Iron is a mineral which our body needs to maintain good health. It is essential for the following:
- To produce haemoglobin in the red blood cells, which carry oxygen around our body
- To release energy from the food we eat
- To maintain a healthy immune system
- For normal growth and development in children
How much iron do we need each day?
Different groups of people need differing amounts of daily iron:
- Pregnant women have the highest requirements of iron, as they have an increased blood supply in pregnancy and also have to supply the needs of the growing baby. In addition to this the baby in the womb has to lay down an iron supply to provide enough of this essential mineral, until they are eating an iron rich diet themselves.
- Women and girls who are having periods also have an increased iron need, due to the monthly blood loss that occurs in menstruation. Women in this age group actually need twice as much iron as the average man.
- Athletes also have greater iron needs.
- Infants, children and adolescents have a great need for iron, due to their rapid growth. The baby lays down adequate stores during pregnancy to last for the first 6 months of life – while breast milk provides full nutrition for the first 6 months, it does need to be supplemented with iron-rich weaning foods thereafter.
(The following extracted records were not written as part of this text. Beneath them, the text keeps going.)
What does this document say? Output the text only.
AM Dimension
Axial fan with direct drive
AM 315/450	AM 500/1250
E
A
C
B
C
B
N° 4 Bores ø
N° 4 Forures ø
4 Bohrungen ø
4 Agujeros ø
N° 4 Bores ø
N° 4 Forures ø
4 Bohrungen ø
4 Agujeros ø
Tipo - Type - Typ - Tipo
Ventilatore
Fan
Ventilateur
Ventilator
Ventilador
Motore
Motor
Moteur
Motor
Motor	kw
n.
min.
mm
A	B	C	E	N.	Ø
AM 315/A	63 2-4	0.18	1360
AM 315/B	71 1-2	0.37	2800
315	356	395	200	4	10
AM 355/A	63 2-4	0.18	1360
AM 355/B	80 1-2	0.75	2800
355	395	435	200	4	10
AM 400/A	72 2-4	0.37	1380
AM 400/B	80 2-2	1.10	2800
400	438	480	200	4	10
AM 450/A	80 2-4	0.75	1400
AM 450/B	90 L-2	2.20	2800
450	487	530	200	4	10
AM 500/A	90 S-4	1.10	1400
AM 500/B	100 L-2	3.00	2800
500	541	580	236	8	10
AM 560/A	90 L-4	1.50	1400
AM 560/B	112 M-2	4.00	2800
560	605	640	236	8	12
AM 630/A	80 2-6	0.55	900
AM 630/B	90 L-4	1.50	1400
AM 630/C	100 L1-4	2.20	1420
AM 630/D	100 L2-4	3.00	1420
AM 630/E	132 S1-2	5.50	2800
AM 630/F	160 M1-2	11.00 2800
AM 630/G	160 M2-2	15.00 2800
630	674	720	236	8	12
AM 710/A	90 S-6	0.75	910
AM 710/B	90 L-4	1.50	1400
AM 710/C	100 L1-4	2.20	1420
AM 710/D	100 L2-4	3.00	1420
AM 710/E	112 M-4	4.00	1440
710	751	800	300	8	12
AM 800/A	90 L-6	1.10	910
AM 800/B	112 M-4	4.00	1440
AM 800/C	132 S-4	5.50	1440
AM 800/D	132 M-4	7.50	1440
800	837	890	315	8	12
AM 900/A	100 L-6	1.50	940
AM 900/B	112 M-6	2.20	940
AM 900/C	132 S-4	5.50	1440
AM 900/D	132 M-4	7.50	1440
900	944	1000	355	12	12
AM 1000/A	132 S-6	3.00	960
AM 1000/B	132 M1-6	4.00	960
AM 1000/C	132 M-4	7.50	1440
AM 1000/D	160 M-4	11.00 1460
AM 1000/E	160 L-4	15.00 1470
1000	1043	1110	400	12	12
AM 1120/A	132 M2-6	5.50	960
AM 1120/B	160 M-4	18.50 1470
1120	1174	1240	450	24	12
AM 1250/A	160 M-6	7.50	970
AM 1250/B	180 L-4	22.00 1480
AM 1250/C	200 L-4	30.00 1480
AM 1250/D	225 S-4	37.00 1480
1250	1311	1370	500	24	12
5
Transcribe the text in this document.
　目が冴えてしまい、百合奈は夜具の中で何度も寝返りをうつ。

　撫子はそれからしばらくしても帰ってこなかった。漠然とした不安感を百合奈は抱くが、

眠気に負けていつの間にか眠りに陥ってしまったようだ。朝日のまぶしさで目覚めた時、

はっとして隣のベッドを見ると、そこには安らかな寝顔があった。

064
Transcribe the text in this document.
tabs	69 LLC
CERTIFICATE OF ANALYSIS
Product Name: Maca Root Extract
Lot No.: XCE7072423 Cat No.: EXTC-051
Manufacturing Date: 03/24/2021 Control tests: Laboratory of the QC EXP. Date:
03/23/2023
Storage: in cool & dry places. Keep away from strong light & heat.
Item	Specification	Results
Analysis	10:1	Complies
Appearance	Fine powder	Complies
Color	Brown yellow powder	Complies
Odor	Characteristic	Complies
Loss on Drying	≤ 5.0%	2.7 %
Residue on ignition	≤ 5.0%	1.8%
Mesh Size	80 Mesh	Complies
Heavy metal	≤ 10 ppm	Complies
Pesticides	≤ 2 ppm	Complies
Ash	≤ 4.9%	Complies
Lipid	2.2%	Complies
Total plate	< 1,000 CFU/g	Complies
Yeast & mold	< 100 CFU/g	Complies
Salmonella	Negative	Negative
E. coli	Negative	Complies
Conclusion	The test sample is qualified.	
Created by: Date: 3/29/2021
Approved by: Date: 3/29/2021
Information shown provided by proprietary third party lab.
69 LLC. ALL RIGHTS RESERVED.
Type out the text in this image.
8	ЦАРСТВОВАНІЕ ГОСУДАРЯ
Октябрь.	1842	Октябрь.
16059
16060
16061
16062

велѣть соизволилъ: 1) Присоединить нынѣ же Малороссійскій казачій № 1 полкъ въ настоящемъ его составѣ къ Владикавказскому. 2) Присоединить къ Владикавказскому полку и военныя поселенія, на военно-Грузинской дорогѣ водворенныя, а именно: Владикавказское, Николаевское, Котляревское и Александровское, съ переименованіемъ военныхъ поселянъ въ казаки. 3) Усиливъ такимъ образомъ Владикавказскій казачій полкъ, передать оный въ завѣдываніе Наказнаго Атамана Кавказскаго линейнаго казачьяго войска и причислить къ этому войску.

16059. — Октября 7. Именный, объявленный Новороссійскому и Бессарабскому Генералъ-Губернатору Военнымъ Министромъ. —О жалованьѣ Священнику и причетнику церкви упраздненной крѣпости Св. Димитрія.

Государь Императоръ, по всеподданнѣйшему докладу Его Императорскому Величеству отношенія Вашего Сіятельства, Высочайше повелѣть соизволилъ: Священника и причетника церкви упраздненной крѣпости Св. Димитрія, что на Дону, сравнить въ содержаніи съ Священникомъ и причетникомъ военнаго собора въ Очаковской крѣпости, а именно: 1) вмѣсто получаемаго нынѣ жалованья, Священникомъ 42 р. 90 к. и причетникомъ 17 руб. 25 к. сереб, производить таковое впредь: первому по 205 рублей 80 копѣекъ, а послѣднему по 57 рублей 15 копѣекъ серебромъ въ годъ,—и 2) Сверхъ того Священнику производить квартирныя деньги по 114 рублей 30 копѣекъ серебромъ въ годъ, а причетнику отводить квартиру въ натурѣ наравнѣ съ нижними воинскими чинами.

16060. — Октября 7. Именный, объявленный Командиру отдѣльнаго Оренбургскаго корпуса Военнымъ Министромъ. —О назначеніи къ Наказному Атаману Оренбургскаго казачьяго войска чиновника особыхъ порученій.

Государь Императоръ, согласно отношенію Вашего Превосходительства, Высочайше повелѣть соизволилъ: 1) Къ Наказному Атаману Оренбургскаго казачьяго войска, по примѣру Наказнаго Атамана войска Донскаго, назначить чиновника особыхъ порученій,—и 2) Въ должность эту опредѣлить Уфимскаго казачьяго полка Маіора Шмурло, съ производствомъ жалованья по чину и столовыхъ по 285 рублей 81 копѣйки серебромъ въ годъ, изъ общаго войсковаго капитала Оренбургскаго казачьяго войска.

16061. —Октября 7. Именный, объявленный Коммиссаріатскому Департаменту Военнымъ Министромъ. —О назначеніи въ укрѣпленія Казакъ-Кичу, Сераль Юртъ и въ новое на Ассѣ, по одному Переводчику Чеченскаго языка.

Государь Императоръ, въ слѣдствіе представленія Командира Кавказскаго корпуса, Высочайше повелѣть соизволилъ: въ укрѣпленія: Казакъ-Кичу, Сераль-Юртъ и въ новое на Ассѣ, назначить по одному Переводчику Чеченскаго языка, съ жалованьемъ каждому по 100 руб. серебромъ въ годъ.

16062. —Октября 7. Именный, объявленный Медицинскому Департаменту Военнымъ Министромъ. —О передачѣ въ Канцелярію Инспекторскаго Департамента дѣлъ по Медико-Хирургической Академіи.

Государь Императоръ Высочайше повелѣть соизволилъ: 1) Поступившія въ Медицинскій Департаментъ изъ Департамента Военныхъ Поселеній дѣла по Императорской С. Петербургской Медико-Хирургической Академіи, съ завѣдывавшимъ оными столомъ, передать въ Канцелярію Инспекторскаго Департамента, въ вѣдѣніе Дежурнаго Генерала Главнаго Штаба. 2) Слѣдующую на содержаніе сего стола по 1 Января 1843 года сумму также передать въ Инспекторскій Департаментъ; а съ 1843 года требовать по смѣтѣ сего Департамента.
Consider that some women come into the category of menstruating, being athletic and having had a recent pregnancy! These factors all put huge demands upon the iron needs of the body.
Daily iron requirements (in mg of iron per day) for infants, children and adults:
|Infants 7-12 months||11|
|Children 1-13 years||8-10|
|Boys 14-18 years||11|
|Girls 14-18 years||15|
|Women 19-50 years||18|
|Women over 50 years||8|
|Men over 19 years||8|
How can we obtain sufficient iron from our diet?
It is estimated that 40-45% of women in New Zealand do not get enough iron from their diet.
There are two types of iron that can be obtained from our diet:-
Haem iron, which is absorbed more easily by the body (about 25% is used)
Non-haem iron which is more difficult to absorb (only about 5% is used)
- Red meat – the redder the meat, the higher the iron content
- Poultry and seafood, though in lesser amounts
Non-haem iron is found in:-
- Baked beans
- Spinach and other dark green vegetables
- Brown rice and wholemeal bread
The absorption of non-haem iron is increased by the presence of vitamin C and haem iron. The easiest way to obtain an iron rich diet is to take a variety of foods rich in haem and non-haem iron. Vegetarians need to make a special effort to ensure that they obtain sufficient iron for their daily needs.
How will I know if I am iron deficient?
Firstly consider whether or not you have any of these classic symptoms:-
- Tired and lethargic
- Catching frequent colds and infections
- Feeling the cold
- Feeling tired quickly when exercising
- Unable to concentrate for long.
Please note that these symptoms could also be due to other conditions or lifestyle factors – so check out with your doctor to find out whether or not you are iron deficient. Usually a simple blood test will confirm your iron status. Meanwhile there is certainly no harm in ensuring that you are taking an iron rich diet.
Nutritional tips for iron intake
Lean red meat is an excellent source of haem iron. If you are iron deficient a small portion of red meat most days will boost your iron level, although it does take a few weeks to improve your iron level once it has fallen below normal levels.
Non-haem iron will be absorbed a lot better in the presence of vitamin C. Therefore try to take citrus fruit and fruit juice with meals rich in non-haem iron, for example:-
- A glass of fruit juice at breakfast time, with cornflakes
- An orange or kiwi fruit at lunch time, after baked beans on wholemeal toast
- Fresh tomatoes with a green salad containing baby spinach leaves with dinner
Remember that vitamin C is destroyed by boiling temperatures.
Avoid tea and coffee as they further reduce the absorption of non haem iron.